Os eufemismos funcionam, na sociedade actual, como escudo protector e como arte de dissimulação. Exemplos? Tudo se faz para suavizar a nossos olhos a velhice dos outros. Os velhos, além de “seniores”, encerram um paradoxo: a sociedade que exibe a longevidade como valor supremo é a mesma que os trata como um fardo e um problema. Estamos cercados de idosos mas quase não os vemos. Encaixotados em lares de gosto duvidoso, duram tempo demais e dão cabo do erário público. Deixou de fazer sentido a ideia segundo a qual por cada velho que morre é uma biblioteca que desaparece.

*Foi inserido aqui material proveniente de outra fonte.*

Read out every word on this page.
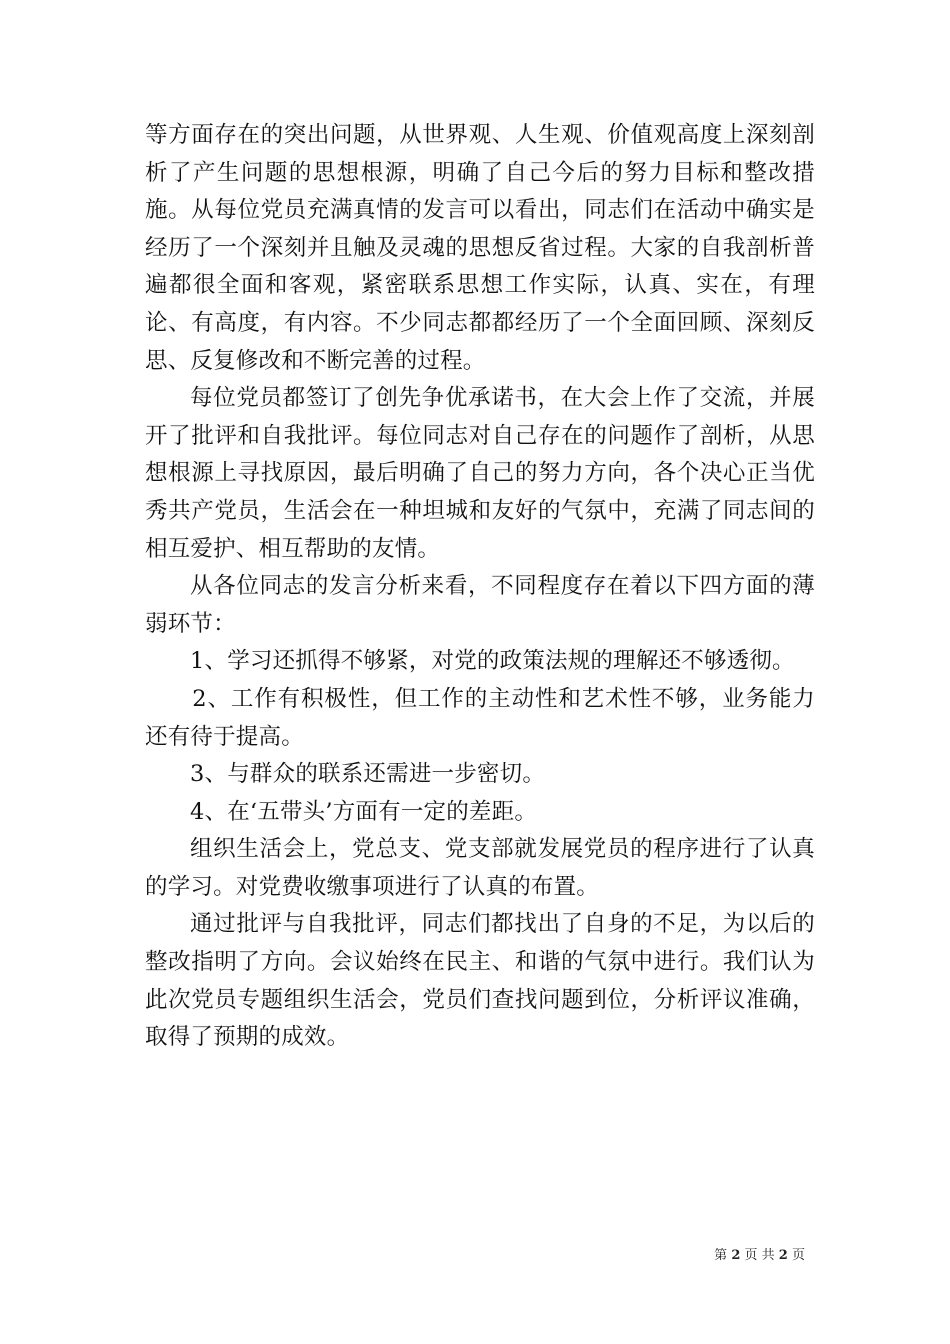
等方面存在的突出问题，从世界观、人生观、价值观高度上深刻剖析了产生问题的思想根源，明确了自己今后的努力目标和整改措施。从每位党员充满真情的发言可以看出，同志们在活动中确实是经历了一个深刻并且触及灵魂的思想反省过程。大家的自我剖析普遍都很全面和客观，紧密联系思想工作实际，认真、实在，有理论、有高度，有内容。不少同志都都经历了一个全面回顾、深刻反思、反复修改和不断完善的过程。

每位党员都签订了创先争优承诺书，在大会上作了交流，并展开了批评和自我批评。每位同志对自己存在的问题作了剖析，从思想根源上寻找原因，最后明确了自己的努力方向，各个决心正当优秀共产党员，生活会在一种坦城和友好的气氛中，充满了同志间的相互爱护、相互帮助的友情。

从各位同志的发言分析来看，不同程度存在着以下四方面的薄弱环节：

1、学习还抓得不够紧，对党的政策法规的理解还不够透彻。

2、工作有积极性，但工作的主动性和艺术性不够，业务能力还有待于提高。

3、与群众的联系还需进一步密切。

4、在‘五带头’方面有一定的差距。

组织生活会上，党总支、党支部就发展党员的程序进行了认真的学习。对党费收缴事项进行了认真的布置。

通过批评与自我批评，同志们都找出了自身的不足，为以后的整改指明了方向。会议始终在民主、和谐的气氛中进行。我们认为此次党员专题组织生活会，党员们查找问题到位，分析评议准确，取得了预期的成效。

第 2 页 共 2 页
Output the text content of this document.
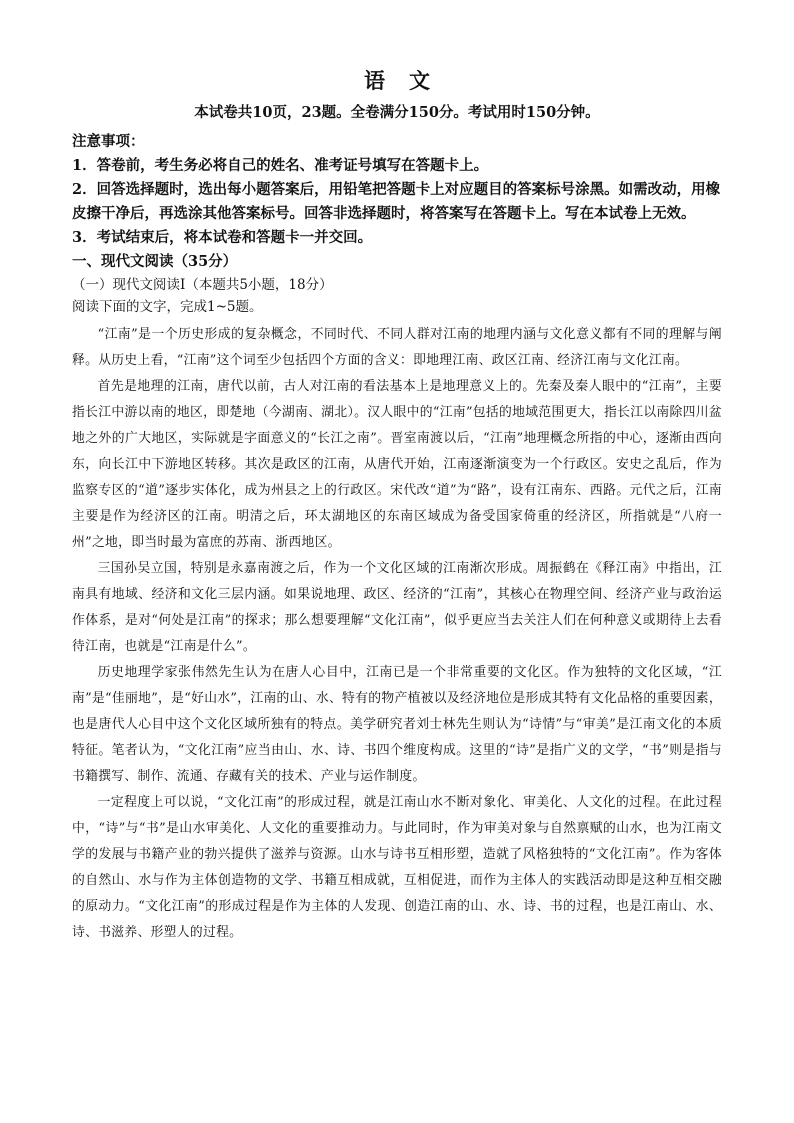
语 文

本试卷共10页，23题。全卷满分150分。考试用时150分钟。

注意事项：

1．答卷前，考生务必将自己的姓名、准考证号填写在答题卡上。

2．回答选择题时，选出每小题答案后，用铅笔把答题卡上对应题目的答案标号涂黑。如需改动，用橡皮擦干净后，再选涂其他答案标号。回答非选择题时，将答案写在答题卡上。写在本试卷上无效。

3．考试结束后，将本试卷和答题卡一并交回。

一、现代文阅读（35分）

（一）现代文阅读Ⅰ（本题共5小题，18分）

阅读下面的文字，完成1~5题。

“江南”是一个历史形成的复杂概念，不同时代、不同人群对江南的地理内涵与文化意义都有不同的理解与阐释。从历史上看，“江南”这个词至少包括四个方面的含义：即地理江南、政区江南、经济江南与文化江南。

首先是地理的江南，唐代以前，古人对江南的看法基本上是地理意义上的。先秦及秦人眼中的“江南”，主要指长江中游以南的地区，即楚地（今湖南、湖北）。汉人眼中的“江南”包括的地域范围更大，指长江以南除四川盆地之外的广大地区，实际就是字面意义的“长江之南”。晋室南渡以后，“江南”地理概念所指的中心，逐渐由西向东，向长江中下游地区转移。其次是政区的江南，从唐代开始，江南逐渐演变为一个行政区。安史之乱后，作为监察专区的“道”逐步实体化，成为州县之上的行政区。宋代改“道”为“路”，设有江南东、西路。元代之后，江南主要是作为经济区的江南。明清之后，环太湖地区的东南区域成为备受国家倚重的经济区，所指就是“八府一州”之地，即当时最为富庶的苏南、浙西地区。

三国孙吴立国，特别是永嘉南渡之后，作为一个文化区域的江南渐次形成。周振鹤在《释江南》中指出，江南具有地域、经济和文化三层内涵。如果说地理、政区、经济的“江南”，其核心在物理空间、经济产业与政治运作体系，是对“何处是江南”的探求；那么想要理解“文化江南”，似乎更应当去关注人们在何种意义或期待上去看待江南，也就是“江南是什么”。

历史地理学家张伟然先生认为在唐人心目中，江南已是一个非常重要的文化区。作为独特的文化区域，“江南”是“佳丽地”，是“好山水”，江南的山、水、特有的物产植被以及经济地位是形成其特有文化品格的重要因素，也是唐代人心目中这个文化区域所独有的特点。美学研究者刘士林先生则认为“诗情”与“审美”是江南文化的本质特征。笔者认为，“文化江南”应当由山、水、诗、书四个维度构成。这里的“诗”是指广义的文学，“书”则是指与书籍撰写、制作、流通、存藏有关的技术、产业与运作制度。

一定程度上可以说，“文化江南”的形成过程，就是江南山水不断对象化、审美化、人文化的过程。在此过程中，“诗”与“书”是山水审美化、人文化的重要推动力。与此同时，作为审美对象与自然禀赋的山水，也为江南文学的发展与书籍产业的勃兴提供了滋养与资源。山水与诗书互相形塑，造就了风格独特的“文化江南”。作为客体的自然山、水与作为主体创造物的文学、书籍互相成就，互相促进，而作为主体人的实践活动即是这种互相交融的原动力。“文化江南”的形成过程是作为主体的人发现、创造江南的山、水、诗、书的过程，也是江南山、水、诗、书滋养、形塑人的过程。
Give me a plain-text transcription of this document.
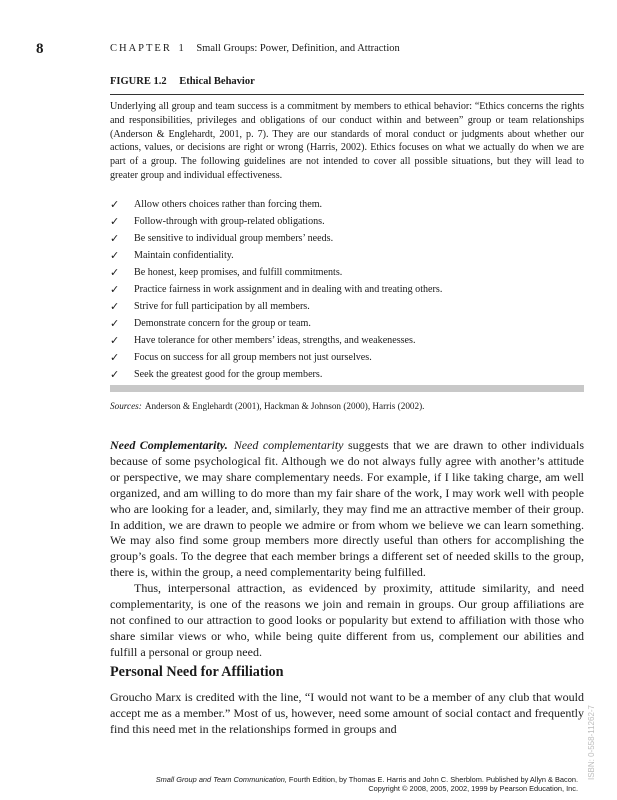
8	CHAPTER 1 Small Groups: Power, Definition, and Attraction
FIGURE 1.2 Ethical Behavior
Underlying all group and team success is a commitment by members to ethical behavior: “Ethics concerns the rights and responsibilities, privileges and obligations of our conduct within and between” group or team relationships (Anderson & Englehardt, 2001, p. 7). They are our standards of moral conduct or judgments about whether our actions, values, or decisions are right or wrong (Harris, 2002). Ethics focuses on what we actually do when we are part of a group. The following guidelines are not intended to cover all possible situations, but they will lead to greater group and individual effectiveness.
✓	Allow others choices rather than forcing them.
✓	Follow-through with group-related obligations.
✓	Be sensitive to individual group members’ needs.
✓	Maintain confidentiality.
✓	Be honest, keep promises, and fulfill commitments.
✓	Practice fairness in work assignment and in dealing with and treating others.
✓	Strive for full participation by all members.
✓	Demonstrate concern for the group or team.
✓	Have tolerance for other members’ ideas, strengths, and weakenesses.
✓	Focus on success for all group members not just ourselves.
✓	Seek the greatest good for the group members.
Sources: Anderson & Englehardt (2001), Hackman & Johnson (2000), Harris (2002).
Need Complementarity. Need complementarity suggests that we are drawn to other individuals because of some psychological fit. Although we do not always fully agree with another’s attitude or perspective, we may share complementary needs. For example, if I like taking charge, am well organized, and am willing to do more than my fair share of the work, I may work well with people who are looking for a leader, and, similarly, they may find me an attractive member of their group. In addition, we are drawn to people we admire or from whom we believe we can learn something. We may also find some group members more directly useful than others for accomplishing the group’s goals. To the degree that each member brings a different set of needed skills to the group, there is, within the group, a need complementarity being fulfilled.
Thus, interpersonal attraction, as evidenced by proximity, attitude similarity, and need complementarity, is one of the reasons we join and remain in groups. Our group affiliations are not confined to our attraction to good looks or popularity but extend to affiliation with those who share similar views or who, while being quite different from us, complement our abilities and fulfill a personal or group need.
Personal Need for Affiliation
Groucho Marx is credited with the line, “I would not want to be a member of any club that would accept me as a member.” Most of us, however, need some amount of social contact and frequently find this need met in the relationships formed in groups and	ISBN: 0-558-11262-7
Small Group and Team Communication, Fourth Edition, by Thomas E. Harris and John C. Sherblom. Published by Allyn & Bacon.
Copyright © 2008, 2005, 2002, 1999 by Pearson Education, Inc.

Este artifício retórico dos “seniores” podia ser evitado. Bastava que os que a ele recorrem tivessem a percepção do valor e dos benefícios da idade avançada que outras sociedades – países africanos e asiáticos, por exemplo – lhes reconhecem. Se nessas sociedades os velhos são descritos como “aqueles que ganharam sabedoria”, na cultura ocidental esses valores encontram-se em erosão acelerada. O envelhecimento é visto como uma “perturbação” e não como uma oportunidade de utilizar recursos adquiridos ao longo da vida; os idosos representam um fardo, esquecendo-se o apoio que muitas vezes alguns deles ainda podem prestar à família e mesmo à comunidade.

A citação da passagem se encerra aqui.